Second, I think it’s important to realize that stage makeup is going to be much different than movie makeup as the stage is usually at a distance from its audience and only needs to look good at that distance. It will likely be bigger, brighter, and less realistic up close. Film on the other hand will get much closer and much more intimate with the performers and the makeup has to be a great deal more believable, even at the price of vision, because the demands are greater.

Looking therefore at film, I don’t think anyone will argue that the Jack Pierce design is incredible. It captures Hugo’s vision better than any incarnation I have seen (save for perhaps graphically, although even that is highly debatable), a successful mix of the pitiable and the horrific, and visually it reads beautifully. But it has one serious flaw with it: Conrad Veidt could not speak while wearing the prosthetic/denture set. Fortunately, that film was a silent, so speaking was not a great barrier to great makeup. Horrific? Yes. Absurd? Yes. Realistic in Appearance? Yes. Functional? No.


Heading into the post-silent film world, there are other examples of grimaces in makeup. Mr. Sardonicus (1961) has a character that sports a Gwynplaine-like grimace, but this affect is achieved through, what has been described in articles pertaining to the production as, a mask that enabled Guy Rolfe to speak behind it, but while the visual implications are well-driven home upon the audience, it doesn’t move. It doesn’t look real. From the perspective of a twenty-first century audience, it just doesn’t hold up. Horrific? Yes. Absurd? Yes. Realistic in Appearance? No. Functional? No.


Then there’s L'uomo che ride (which I haven’t seen yet, but of which I have seen visuals) and it appears to also utilize dentures. This however does not impress upon me the existence of a frozen grimace. It is less about the mouth in this instance than it is about really gnarly teeth that happen to protrude out of the mouth giving it that lifted and twisted appearance. It doesn’t look functional, realistic, or the least bit in keeping with the Hugo visual. Maybe it’s just me, but I don’t see a smile or laugh there at all. Horrific? Yes. Absurd? No. Realistic in Appearance? No. Functional? No.

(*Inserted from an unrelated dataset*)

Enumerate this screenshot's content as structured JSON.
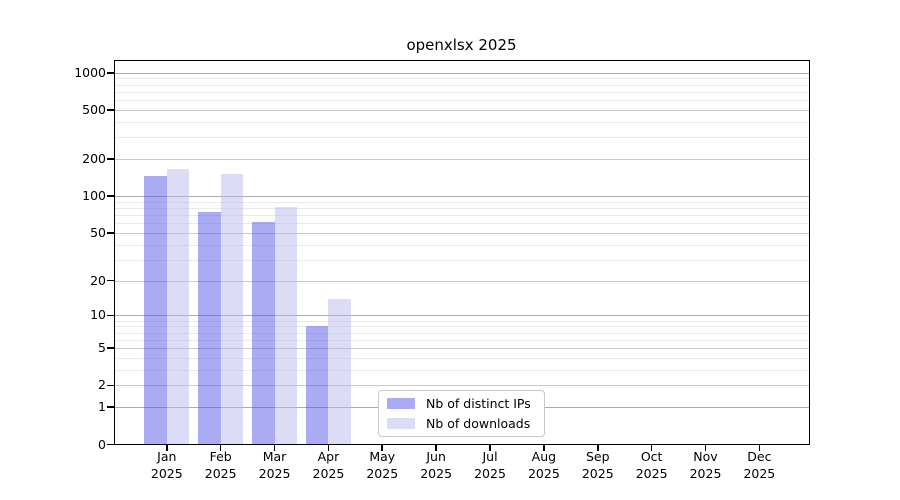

Then we have L'homme qui rit (1971). For much of the time, it looks like the same denture treatment. Sometimes it looks like he can’t speak at all and other times he can which makes me wonder if they dubbed over many of the scenes due to the difficulty of the makeup (no idea though, so if you know, let me know?). Sometimes it looks really good and at others not so much, and I can’t even say that the less-realistic times fit within narrative flow (ie, Ursus’ performances). Horrific? Yes. Absurd? Maybe. Realistic in Appearance? Sometimes, some scenes much more than others. Functional? No.




And then we’re at L'homme qui rit (2012). I have read a lot of criticism over the makeup. I can understand it. If the character is supposed to be horrific, then he should be horrific. Frankenstein’s Creature? Phantom of the Opera? The uglier and more grotesque the better. But in this case, I wasn’t upset about it which, considering how passionate I am on the story, may seem unusual. But here’s why: the movie makes a great big show out of absurdity, of looking absurd, of being absurd, of being perceived as absurd. If you don’t believe me, look at the depiction of the courtiers, for they looked more like clowns than the clowns did. And while some may disagree, having a big smile carved into your face is absurd, especially when painted to be more noticeable, as happens more often than not during the movie. Ugliness is just a side-dish that doesn’t really belong in this film’s world, because what’s really ugly is the poverty and the way people use one another. And moreover, the makeup, understated though it is, is entirely functional and moved very well. It’s not a Hugo vision or a Pierce masterpiece, but it worked for what it set out to do. Horrific? No. Absurd? Yes. Realistic in Appearance? Yes. Functional? Yes.